Fall 2023- Spring 2024 Course Development; Spring 2024 Course Debut
Program: UC Davis CPE Health Professions Post-Baccalaureate
Developing a new online course in Health Care Statistics for UC Davis CPE's Health Professions Post-Baccalaureate program, focusing on how health care professionals can understand, apply, and constructively critique methods commonly used in clinical and health outcomes research.
Developing curriculum and lessons using Canvas in partnership with UC Davis CPE program directors and instructional designers, to include a variety of learning modalities including:
Videos and lectures
Discussion assignments
Interpretation assignments
Self-grading quizzes
Google Colab Notebooks with hands-on python examples, including:
Bayes Theorem, applied to a healthcare example
Random Walks and the Central Limit Theorem
The Age Distribution of Cancer Incidence (Distribution Testing)
Descriptive Statistics & Measures of Central Tendency with the Cleveland Heart Attacks data set
T-Testing & ANOVA with the Cleveland Heart Attacks data set
Hypothesis Testing and Confidence Intervals
Correlation and Linear Regression
Multivariate Analysis - Logistic, Poisson Regression, MANOVA
Survival Analysis using the Framingham Data
Categorical Techniques: Chi-Squared, CMH, Correspondence Analysis
Program: UC Davis CPE Healthcare Analytics
Spring 2023 and Fall 2023 (Present)
Continued to perform all duties performed as TA in Spring 2022 (see below)

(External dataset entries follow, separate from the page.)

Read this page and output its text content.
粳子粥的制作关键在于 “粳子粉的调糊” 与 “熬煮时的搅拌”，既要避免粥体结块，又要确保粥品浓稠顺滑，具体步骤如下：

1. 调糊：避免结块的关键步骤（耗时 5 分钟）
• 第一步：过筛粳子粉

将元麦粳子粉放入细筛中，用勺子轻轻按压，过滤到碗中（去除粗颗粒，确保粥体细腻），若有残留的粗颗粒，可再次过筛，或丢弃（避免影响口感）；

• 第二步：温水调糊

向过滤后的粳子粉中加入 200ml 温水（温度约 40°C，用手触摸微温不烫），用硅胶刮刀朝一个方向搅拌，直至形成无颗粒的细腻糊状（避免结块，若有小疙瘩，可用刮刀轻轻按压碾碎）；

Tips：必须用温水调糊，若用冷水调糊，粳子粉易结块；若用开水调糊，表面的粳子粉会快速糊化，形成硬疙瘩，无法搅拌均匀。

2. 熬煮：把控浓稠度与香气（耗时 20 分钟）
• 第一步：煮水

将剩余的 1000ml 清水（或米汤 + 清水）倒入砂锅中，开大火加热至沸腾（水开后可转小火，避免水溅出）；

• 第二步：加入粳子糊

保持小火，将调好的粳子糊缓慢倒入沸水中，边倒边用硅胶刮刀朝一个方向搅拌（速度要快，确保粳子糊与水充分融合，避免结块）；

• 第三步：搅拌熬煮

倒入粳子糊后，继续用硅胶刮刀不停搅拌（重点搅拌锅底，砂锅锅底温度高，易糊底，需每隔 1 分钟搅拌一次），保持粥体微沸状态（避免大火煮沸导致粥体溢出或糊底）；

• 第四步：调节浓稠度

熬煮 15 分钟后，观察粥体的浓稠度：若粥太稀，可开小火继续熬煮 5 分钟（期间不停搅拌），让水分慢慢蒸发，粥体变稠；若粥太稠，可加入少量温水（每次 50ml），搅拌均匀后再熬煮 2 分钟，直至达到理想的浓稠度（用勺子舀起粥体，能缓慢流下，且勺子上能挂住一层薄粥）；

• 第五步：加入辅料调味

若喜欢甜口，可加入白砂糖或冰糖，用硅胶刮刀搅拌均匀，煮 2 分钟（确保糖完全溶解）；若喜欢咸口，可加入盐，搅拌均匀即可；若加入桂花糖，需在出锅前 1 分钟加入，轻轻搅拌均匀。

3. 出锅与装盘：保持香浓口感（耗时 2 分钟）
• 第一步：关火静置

Created review videos teaching on topics of Regularization, using LASSO for variable selection, Logistic Regression, risk and odds ratio calculation and interpretation, and deriving model metrics from the Confusion Matrix
Created lesson on Algorithmic Bias to provide students with current information on this important topic, including insight into reasons for ongoing bias and possible ways to mitigate bias in both models and data presentations
Summary & References: About Algorithmic Bias
Program: UC Davis CPE Healthcare Analytics
Professor: Dr. Brian Paciotti
Spring 2022
Mentored students in SAS programming and statistical methods via weekly drop-in Zoom tutoring sessions
Coached students during Capstone analysis planning and communication of their statistical model interpretations
Assisted students with cohort creation planning and provided SAS code as needed
Provided example code in SAS for creating training, validation and testing sets and performing model evaluations with confusion matrices
Provided example code in SAS performing descriptive and predictive modeling using a variety of statistical methods including CMH and chi-squared testing, linear and logistic regression, regularization and survival analysis
Program: UC Davis CPE Healthcare Analytics
Professor: Dr. Erin Griffin
July 2020 - Dec 2020
Mentored students in SAS programming and statistical methods via weekly drop-in Zoom tutoring sessions.
Improved assignments and added additional SAS code examples as needed.
Provided feedback for students on how to communicate statistical and model interpretations and improve precision in analytics writing.